-18-

1.3K 185 8
                                    

Regret
.

.

.

.

.

.

Semua orang berkumpul di penginapan untuk menjenguk [Name] yang tiba-tiba pulang dalam kondisi yang mengkhawatirkan. Ada tiga orang dokter yang dipanggil untuk merawat luka-lukanya. Melihat gadis itu, para dokter tak percaya bahwa dirinya masih hidup. Apalagi lukanya mengalami pendarahan hebat.

"Nona, bagaimana ini bisa terjadi?"

[Name] tidak menjawab. Ia hanya bisa meringis sembari memeluk bantalnya. Ingin sekali dirinya menangis, tetapi harga dirinya menahannya. Ia harus terlihat kuat di depan para bawahannya.

Sial! Tapi ini sakit sekali.

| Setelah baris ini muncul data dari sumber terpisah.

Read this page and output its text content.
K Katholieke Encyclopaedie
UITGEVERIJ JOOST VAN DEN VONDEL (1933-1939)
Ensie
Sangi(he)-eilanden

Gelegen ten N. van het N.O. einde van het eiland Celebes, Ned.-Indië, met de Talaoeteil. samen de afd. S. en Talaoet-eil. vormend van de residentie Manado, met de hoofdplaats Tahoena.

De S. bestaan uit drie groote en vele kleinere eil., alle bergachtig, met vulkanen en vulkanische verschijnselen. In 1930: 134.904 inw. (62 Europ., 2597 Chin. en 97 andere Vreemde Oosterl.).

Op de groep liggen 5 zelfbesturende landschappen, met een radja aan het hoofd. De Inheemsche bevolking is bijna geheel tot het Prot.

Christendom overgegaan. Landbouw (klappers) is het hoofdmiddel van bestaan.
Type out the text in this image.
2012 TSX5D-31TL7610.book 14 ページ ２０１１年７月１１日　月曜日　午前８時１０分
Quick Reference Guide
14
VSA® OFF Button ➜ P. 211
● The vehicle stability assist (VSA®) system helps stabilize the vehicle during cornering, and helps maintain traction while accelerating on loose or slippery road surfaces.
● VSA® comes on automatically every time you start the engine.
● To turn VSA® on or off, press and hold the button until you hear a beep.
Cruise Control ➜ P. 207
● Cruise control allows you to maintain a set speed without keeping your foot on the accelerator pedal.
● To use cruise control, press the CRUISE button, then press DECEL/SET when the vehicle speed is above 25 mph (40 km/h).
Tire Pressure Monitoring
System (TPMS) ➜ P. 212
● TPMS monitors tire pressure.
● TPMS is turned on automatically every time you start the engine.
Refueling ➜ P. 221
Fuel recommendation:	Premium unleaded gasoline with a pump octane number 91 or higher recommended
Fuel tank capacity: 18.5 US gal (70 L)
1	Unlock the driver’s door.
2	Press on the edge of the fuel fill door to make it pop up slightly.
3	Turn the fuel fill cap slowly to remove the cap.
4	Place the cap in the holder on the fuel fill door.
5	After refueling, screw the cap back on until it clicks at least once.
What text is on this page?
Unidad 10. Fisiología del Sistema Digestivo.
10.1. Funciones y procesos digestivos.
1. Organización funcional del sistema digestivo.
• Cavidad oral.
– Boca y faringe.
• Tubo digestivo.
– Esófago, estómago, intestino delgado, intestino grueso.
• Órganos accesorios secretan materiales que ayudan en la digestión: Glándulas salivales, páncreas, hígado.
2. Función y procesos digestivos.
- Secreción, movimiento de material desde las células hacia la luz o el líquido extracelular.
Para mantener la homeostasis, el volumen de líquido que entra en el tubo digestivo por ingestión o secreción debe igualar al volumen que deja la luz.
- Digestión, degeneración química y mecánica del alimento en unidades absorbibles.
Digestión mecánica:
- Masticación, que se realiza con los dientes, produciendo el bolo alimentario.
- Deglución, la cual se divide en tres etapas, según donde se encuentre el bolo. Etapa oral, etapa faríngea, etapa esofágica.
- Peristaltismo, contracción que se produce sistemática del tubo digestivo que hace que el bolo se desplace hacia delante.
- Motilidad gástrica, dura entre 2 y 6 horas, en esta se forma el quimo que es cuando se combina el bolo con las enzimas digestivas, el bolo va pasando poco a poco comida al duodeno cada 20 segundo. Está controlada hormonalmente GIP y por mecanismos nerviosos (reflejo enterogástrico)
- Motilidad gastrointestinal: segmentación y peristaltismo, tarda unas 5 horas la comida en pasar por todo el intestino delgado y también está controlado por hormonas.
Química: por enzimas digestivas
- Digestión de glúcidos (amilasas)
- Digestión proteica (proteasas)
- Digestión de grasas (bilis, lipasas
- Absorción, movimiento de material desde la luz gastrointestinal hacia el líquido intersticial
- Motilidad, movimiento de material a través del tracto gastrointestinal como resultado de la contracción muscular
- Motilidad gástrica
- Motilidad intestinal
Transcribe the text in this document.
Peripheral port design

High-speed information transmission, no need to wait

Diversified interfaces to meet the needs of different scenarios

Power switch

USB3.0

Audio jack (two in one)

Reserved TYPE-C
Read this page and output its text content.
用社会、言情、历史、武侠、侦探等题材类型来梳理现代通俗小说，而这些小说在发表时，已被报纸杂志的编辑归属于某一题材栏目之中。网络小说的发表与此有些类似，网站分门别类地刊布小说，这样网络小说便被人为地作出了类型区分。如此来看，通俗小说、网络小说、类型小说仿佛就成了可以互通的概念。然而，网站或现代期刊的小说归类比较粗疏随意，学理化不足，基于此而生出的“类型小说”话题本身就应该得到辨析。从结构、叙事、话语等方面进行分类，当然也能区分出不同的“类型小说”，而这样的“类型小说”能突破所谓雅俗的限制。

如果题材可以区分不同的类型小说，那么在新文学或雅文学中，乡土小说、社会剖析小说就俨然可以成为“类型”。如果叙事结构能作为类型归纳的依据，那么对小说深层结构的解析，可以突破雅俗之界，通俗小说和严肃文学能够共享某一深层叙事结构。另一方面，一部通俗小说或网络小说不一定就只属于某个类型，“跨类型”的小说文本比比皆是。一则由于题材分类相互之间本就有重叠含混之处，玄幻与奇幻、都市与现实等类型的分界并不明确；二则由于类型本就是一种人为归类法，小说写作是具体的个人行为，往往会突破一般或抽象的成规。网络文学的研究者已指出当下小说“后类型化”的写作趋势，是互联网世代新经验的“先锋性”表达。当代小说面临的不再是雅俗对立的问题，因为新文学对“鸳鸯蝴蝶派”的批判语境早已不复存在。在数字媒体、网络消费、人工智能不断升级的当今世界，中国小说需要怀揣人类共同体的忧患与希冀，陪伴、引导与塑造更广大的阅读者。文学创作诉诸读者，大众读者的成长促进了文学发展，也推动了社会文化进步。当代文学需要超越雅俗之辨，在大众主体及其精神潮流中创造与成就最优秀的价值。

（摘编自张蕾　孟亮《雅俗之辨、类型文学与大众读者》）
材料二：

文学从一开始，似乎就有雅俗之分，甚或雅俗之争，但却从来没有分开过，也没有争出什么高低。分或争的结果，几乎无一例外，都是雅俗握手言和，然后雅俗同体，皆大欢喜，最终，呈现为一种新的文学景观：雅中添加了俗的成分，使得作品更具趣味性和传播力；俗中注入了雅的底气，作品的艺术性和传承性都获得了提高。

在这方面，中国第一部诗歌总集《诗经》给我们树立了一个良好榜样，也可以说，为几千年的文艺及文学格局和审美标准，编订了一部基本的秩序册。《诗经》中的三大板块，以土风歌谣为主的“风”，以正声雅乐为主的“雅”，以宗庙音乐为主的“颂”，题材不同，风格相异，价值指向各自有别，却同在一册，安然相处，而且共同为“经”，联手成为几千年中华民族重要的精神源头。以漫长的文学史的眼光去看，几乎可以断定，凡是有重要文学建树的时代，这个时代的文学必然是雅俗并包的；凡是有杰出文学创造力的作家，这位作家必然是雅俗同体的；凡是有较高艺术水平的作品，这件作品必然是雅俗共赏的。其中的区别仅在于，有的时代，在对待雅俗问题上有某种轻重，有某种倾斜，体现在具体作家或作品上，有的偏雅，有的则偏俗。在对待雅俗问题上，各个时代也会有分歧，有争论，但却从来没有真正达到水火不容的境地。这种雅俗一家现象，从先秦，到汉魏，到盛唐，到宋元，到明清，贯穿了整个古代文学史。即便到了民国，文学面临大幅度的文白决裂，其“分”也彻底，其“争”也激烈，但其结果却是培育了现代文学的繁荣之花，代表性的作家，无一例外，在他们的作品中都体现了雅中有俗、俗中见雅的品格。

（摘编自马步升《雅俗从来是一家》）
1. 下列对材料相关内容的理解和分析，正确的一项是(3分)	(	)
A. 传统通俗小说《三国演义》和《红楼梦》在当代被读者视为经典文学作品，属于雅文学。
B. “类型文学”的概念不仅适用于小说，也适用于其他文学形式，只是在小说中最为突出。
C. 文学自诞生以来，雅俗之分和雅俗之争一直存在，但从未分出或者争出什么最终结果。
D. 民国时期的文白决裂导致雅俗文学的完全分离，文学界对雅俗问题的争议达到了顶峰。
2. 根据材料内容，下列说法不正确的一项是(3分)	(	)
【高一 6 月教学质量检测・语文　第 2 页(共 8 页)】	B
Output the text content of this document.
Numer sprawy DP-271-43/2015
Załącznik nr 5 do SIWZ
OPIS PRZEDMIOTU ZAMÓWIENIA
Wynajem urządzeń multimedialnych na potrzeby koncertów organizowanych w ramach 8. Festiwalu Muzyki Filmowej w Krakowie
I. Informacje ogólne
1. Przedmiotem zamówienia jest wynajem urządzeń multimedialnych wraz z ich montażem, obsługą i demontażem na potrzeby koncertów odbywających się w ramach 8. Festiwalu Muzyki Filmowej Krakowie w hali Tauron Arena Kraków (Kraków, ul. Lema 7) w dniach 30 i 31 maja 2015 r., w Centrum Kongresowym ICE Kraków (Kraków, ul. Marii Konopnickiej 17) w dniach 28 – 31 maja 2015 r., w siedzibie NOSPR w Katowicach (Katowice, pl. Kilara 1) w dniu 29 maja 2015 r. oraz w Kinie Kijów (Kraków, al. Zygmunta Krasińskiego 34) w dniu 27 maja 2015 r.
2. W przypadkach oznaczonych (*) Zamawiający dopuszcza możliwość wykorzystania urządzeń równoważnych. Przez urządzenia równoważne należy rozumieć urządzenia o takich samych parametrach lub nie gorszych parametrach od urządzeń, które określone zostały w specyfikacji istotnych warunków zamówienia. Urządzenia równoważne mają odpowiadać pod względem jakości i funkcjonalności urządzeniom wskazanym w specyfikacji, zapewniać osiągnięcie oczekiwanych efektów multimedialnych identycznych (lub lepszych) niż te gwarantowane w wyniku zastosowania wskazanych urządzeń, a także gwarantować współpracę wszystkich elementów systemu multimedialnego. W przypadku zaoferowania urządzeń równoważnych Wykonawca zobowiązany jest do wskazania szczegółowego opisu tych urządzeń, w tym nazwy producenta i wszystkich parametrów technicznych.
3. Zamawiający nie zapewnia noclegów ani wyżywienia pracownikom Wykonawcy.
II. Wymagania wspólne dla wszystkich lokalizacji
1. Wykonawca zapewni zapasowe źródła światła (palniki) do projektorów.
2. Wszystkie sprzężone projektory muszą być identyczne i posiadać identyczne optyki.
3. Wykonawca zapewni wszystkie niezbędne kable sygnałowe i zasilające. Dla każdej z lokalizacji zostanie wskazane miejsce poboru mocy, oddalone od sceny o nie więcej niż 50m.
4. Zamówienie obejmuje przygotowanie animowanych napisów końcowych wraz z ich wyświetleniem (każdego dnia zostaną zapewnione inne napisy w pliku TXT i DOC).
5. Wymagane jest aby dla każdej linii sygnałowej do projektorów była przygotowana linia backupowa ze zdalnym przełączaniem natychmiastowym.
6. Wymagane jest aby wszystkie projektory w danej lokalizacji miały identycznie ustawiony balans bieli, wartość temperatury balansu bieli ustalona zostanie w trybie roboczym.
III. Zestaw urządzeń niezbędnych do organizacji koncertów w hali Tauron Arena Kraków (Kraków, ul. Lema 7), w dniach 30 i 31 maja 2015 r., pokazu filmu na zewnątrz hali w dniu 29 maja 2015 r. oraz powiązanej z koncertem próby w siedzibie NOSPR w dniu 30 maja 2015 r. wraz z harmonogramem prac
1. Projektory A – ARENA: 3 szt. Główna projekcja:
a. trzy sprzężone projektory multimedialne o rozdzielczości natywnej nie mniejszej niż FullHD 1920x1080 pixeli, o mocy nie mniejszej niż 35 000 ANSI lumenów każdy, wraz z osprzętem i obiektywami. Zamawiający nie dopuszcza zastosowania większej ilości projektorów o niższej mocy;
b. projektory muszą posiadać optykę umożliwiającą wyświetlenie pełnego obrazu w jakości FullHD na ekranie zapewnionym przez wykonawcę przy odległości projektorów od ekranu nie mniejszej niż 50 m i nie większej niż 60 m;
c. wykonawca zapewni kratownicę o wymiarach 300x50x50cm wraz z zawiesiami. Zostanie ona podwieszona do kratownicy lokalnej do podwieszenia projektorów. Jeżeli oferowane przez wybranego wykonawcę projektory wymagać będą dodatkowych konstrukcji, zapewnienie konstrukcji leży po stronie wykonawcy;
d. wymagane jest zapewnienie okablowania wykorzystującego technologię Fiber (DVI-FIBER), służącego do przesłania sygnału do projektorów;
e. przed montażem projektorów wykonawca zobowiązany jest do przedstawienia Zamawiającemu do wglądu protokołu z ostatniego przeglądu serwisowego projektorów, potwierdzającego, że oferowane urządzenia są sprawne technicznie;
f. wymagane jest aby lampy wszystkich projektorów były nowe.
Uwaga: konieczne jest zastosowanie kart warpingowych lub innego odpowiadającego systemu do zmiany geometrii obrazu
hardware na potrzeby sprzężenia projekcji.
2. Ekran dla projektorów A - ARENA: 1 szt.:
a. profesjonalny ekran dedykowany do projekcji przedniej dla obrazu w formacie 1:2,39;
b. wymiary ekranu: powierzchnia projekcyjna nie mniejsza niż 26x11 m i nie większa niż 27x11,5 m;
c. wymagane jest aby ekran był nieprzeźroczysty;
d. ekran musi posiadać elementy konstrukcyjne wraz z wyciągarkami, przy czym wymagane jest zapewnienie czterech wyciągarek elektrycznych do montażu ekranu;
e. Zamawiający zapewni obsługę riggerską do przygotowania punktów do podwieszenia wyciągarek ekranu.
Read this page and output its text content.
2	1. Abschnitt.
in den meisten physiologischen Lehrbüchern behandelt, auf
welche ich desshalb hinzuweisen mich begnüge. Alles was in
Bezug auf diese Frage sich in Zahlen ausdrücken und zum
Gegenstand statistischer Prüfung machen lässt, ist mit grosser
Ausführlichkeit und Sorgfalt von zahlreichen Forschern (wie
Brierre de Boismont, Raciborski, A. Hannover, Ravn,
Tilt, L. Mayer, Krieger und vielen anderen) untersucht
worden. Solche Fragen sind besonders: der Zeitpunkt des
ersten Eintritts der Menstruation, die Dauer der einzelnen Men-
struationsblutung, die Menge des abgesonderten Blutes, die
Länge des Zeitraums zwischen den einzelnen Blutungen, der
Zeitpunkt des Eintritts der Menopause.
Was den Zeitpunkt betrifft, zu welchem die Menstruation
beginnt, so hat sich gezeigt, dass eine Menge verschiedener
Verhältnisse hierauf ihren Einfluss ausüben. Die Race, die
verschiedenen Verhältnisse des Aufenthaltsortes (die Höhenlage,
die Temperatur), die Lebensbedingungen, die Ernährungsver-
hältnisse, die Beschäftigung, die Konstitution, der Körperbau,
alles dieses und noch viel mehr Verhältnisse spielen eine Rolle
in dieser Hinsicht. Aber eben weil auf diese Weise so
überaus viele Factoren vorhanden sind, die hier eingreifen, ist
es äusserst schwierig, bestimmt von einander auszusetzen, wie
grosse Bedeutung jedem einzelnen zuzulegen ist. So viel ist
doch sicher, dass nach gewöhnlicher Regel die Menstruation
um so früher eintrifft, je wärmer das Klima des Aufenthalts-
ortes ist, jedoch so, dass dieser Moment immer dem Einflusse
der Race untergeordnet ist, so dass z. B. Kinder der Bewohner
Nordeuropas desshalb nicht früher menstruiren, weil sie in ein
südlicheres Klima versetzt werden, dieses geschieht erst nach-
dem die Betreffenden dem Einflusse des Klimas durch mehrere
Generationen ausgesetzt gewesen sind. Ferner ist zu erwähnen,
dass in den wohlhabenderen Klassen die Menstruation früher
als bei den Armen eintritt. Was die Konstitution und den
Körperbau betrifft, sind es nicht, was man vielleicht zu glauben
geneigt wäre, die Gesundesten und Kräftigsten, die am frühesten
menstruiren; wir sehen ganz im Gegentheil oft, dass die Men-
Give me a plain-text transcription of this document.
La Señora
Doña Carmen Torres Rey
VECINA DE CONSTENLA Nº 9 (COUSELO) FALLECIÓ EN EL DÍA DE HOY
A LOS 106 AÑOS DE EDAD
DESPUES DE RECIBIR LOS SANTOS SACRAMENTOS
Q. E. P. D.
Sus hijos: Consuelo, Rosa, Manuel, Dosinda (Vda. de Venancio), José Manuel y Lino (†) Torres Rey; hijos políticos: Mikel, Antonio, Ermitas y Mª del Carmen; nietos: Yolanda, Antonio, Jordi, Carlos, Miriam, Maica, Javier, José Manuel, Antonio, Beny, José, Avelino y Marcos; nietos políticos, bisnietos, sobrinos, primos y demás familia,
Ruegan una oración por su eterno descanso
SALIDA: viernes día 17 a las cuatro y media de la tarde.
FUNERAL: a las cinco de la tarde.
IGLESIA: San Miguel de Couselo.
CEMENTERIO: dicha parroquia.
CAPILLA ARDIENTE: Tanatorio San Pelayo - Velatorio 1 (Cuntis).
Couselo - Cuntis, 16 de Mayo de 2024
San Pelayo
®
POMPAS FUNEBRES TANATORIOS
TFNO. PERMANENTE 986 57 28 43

Lebih sakit daripada luka tembakan hari itu.

[Name] terus mengumpat di dalam hati setiap kali dokter menyentuh kulitnya untuk dibersihkan. Ia baru menyadari betapa bodohnya dirinya yang menghadang balok kayu untuk orang lain. Padahal jika dia membiarkan balok itu mengenai Juvelian, maka tugasnya akan langsung selesai. Toh lagi pula kebakaran itu memang di luar dugaan. Sama sekali bukan rencana miliknya.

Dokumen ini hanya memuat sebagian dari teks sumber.